In tranquil transit to the eternal sea.

— Children of Light!— If, in the slow-paced course

Of vital change, your work seem incomplete,

Your conquest-hour defeat,

Won by mild compromise, by the invisible force

That owns no earthly source;

Yet to all time your gifts to man endure,

God being with you, and the victory sure!

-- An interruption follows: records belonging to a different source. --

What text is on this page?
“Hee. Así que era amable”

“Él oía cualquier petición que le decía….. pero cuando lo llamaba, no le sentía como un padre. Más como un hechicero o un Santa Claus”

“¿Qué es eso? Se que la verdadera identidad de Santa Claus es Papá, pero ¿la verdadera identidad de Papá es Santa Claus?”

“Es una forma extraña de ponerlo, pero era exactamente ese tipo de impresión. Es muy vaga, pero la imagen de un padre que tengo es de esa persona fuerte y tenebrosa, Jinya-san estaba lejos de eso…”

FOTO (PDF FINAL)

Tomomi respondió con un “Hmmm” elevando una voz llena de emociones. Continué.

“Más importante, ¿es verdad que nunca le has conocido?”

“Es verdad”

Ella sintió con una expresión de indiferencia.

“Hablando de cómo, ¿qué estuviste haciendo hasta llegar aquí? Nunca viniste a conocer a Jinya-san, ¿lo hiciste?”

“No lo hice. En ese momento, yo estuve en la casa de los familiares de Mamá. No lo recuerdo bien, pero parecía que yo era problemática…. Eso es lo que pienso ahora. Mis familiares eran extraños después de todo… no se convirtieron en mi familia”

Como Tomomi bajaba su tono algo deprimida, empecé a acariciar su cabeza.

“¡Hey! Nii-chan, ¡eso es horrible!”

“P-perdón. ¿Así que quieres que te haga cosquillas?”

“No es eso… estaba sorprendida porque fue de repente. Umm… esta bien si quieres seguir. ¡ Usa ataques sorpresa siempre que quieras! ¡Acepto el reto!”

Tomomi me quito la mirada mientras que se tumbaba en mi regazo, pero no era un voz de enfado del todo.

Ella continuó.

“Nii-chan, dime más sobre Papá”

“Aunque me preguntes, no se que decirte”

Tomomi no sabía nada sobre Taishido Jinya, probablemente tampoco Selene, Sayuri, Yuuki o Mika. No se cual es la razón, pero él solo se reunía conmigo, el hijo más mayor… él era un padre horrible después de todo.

For though o'er Gods the Giants in the course

May lord it, Strength o'er Beauty; yet the Soul

Immortal, clasps the goal;

Fair Wisdom triumphs by her inborn force:

— Thus far on earth!... But, ah!— from mortal sight

The crowning glory veils itself in light!

— Seal'd of that holy band,

Rest here, beneath the foot-fall hushing sod,

Wrapt in the peace of God,

While summer burns above thee; while the land

Disrobes; till pitying snow

Cover her bareness; till fresh Spring-winds blow,

And the sun-circle rounds itself again:—

Whilst England cries in vain

For thy wise temperance, Lucius!— But thine ear

The violent-impotent fever-restless cry,

The faction-yells of triumph, will not hear:

— Only the thrush on high

And wood-dove's moaning sweetness make reply.